全日本きもの研究会 ゆうきくんの言いたい放題
Ⅶ-56 コロナ一年、アフターコロナは?(その9)
今コロナ禍に際し、あらゆる産業が停滞している。呉服業界もご多分に漏れず停滞している。結婚式やお茶会など着物を着る機会が無くなり、着物を愛好していた人達も呉服屋に足を運ぶ機会が減ってしまった。
展示会の客数も激減している。それでもまだ展示会は頻繁に行われていると言う。客が少なく採算が採れないだろうと思うのだが、問屋さんの話を聞くと、「展示会をやめてしまうと客が他の展示会に流れてしまうので無理してでも続けている」との事だった。
今時展示会に行って呉服を購入する人がいるのは確かだけれども、その数は確実に少なく、従来の客の多くが着物・呉服屋とは一時的に縁を切った状態になっている。
コロナ禍が終息した後お客様は、また着物や呉服店に戻ってくるだろう。しばらく呉服と離れていて着物が新鮮に感じられるかもしれない。
毎日ラーメンを食べていた人が一年間ラーメンを食べずにいれば、最初に食べるラーメンの味は新鮮に感じられるだろう。そして、その食べたラーメンに色々な気づきがあるはずである。今まで気づかなかった美味しさや欠点など。
着物としばらく離れていた人達が目にする着物はどのように映るのか。展示会で勧められるままに買っていた着物が「本当に自分にとって必要なのか」「価格は適正なのか」「購入した着物や帯の染や織がどのようなものなのか。」等。消費者は冷静な目で着物を見られるのではないだろうか。
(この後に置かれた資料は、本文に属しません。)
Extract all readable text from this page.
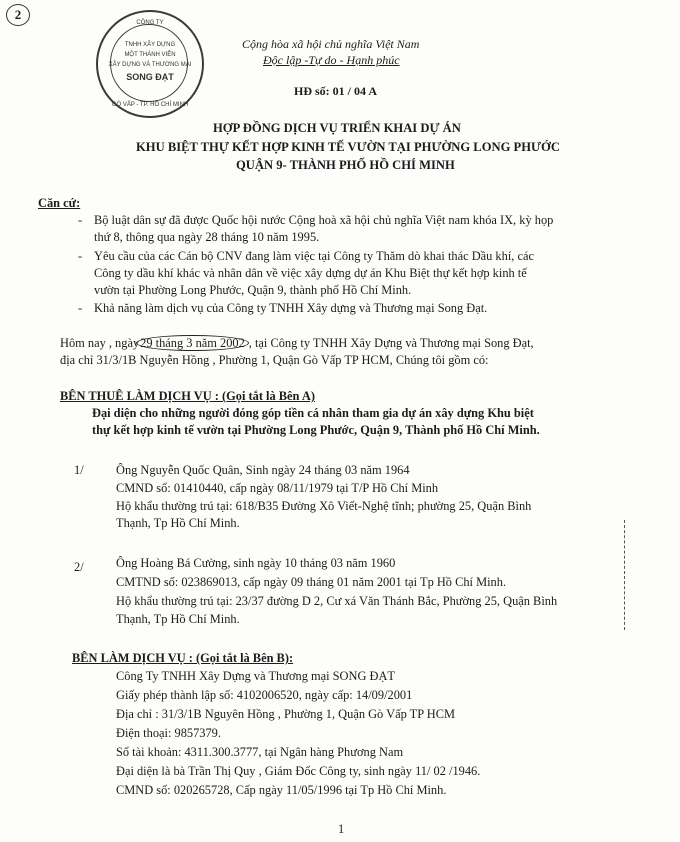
2
CÔNG TY
TNHH XÂY DỰNG
MỘT THÀNH VIÊN
XÂY DỰNG VÀ THƯƠNG MẠI
SONG ĐẠT
GÒ VẤP - TP. HỒ CHÍ MINH
Cộng hòa xã hội chủ nghĩa Việt Nam
Độc lập -Tự do - Hạnh phúc
HĐ số: 01 / 04 A
HỢP ĐỒNG DỊCH VỤ TRIỂN KHAI DỰ ÁN
KHU BIỆT THỰ KẾT HỢP KINH TẾ VƯỜN TẠI PHƯỜNG LONG PHƯỚC
QUẬN 9- THÀNH PHỐ HỒ CHÍ MINH
Căn cứ:
- Bộ luật dân sự đã được Quốc hội nước Cộng hoà xã hội chủ nghĩa Việt nam khóa IX, kỳ họp
thứ 8, thông qua ngày 28 tháng 10 năm 1995.
- Yêu cầu của các Cán bộ CNV đang làm việc tại Công ty Thăm dò khai thác Dầu khí, các
Công ty dầu khí khác và nhân dân về việc xây dựng dự án Khu Biệt thự kết hợp kinh tế
vườn tại Phường Long Phước, Quận 9, thành phố Hồ Chí Minh.
- Khả năng làm dịch vụ của Công ty TNHH Xây dựng và Thương mại Song Đạt.
Hôm nay , ngày29 tháng 3 năm 2002 , tại Công ty TNHH Xây Dựng và Thương mại Song Đạt,
địa chỉ 31/3/1B Nguyễn Hồng , Phường 1, Quận Gò Vấp TP HCM, Chúng tôi gồm có:
BÊN THUÊ LÀM DỊCH VỤ : (Gọi tắt là Bên A)
Đại diện cho những người đóng góp tiền cá nhân tham gia dự án xây dựng Khu biệt
thự kết hợp kinh tế vườn tại Phường Long Phước, Quận 9, Thành phố Hồ Chí Minh.
1/	Ông Nguyễn Quốc Quân, Sinh ngày 24 tháng 03 năm 1964
CMND số: 01410440, cấp ngày 08/11/1979 tại T/P Hồ Chí Minh
Hộ khẩu thường trú tại: 618/B35 Đường Xô Viết-Nghệ tĩnh; phường 25, Quận Bình
Thạnh, Tp Hồ Chí Minh.
2/	Ông Hoàng Bá Cường, sinh ngày 10 tháng 03 năm 1960
CMTND số: 023869013, cấp ngày 09 tháng 01 năm 2001 tại Tp Hồ Chí Minh.
Hộ khẩu thường trú tại: 23/37 đường D 2, Cư xá Văn Thánh Bắc, Phường 25, Quận Bình
Thạnh, Tp Hồ Chí Minh.
BÊN LÀM DỊCH VỤ : (Gọi tắt là Bên B):
Công Ty TNHH Xây Dựng và Thương mại SONG ĐẠT
Giấy phép thành lập số: 4102006520, ngày cấp: 14/09/2001
Địa chỉ : 31/3/1B Nguyên Hồng , Phường 1, Quận Gò Vấp TP HCM
Điện thoại: 9857379.
Số tài khoản: 4311.300.3777, tại Ngân hàng Phương Nam
Đại diện là bà Trần Thị Quy , Giám Đốc Công ty, sinh ngày 11/ 02 /1946.
CMND số: 020265728, Cấp ngày 11/05/1996 tại Tp Hồ Chí Minh.
1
商品が消費者の冷静な目に晒された時、長い間ねじ曲がって積まれてきた「レンガ」は一気に崩壊する恐れがある。価格設定や、ありもしない付加価値が消費者に見抜かれた時呉服業界は混乱に陥る。しかし、その混乱は業界を浄化する物と私は信じている。
コロナ過にあって、私の店も影響を受けて売上が激減したが、本当に必要な着物の需要は途絶えなかった。これから呉服業界が末永く続き、日本の伝統文化を後世に伝えるには現在の業界を浄化する必要があり、それがこのコロナ禍がきっかけになるのであれば、コロナ禍によってさんざん打撃を受けた呉服業界にとってせめてもの救いである。
あらゆる産業にとってコロナ禍が、今後どのように影響を及ぼすのかは想像がつかないが、国民・消費者が本当の意味でより良い方向に向かう切っ掛けになれば幸いである。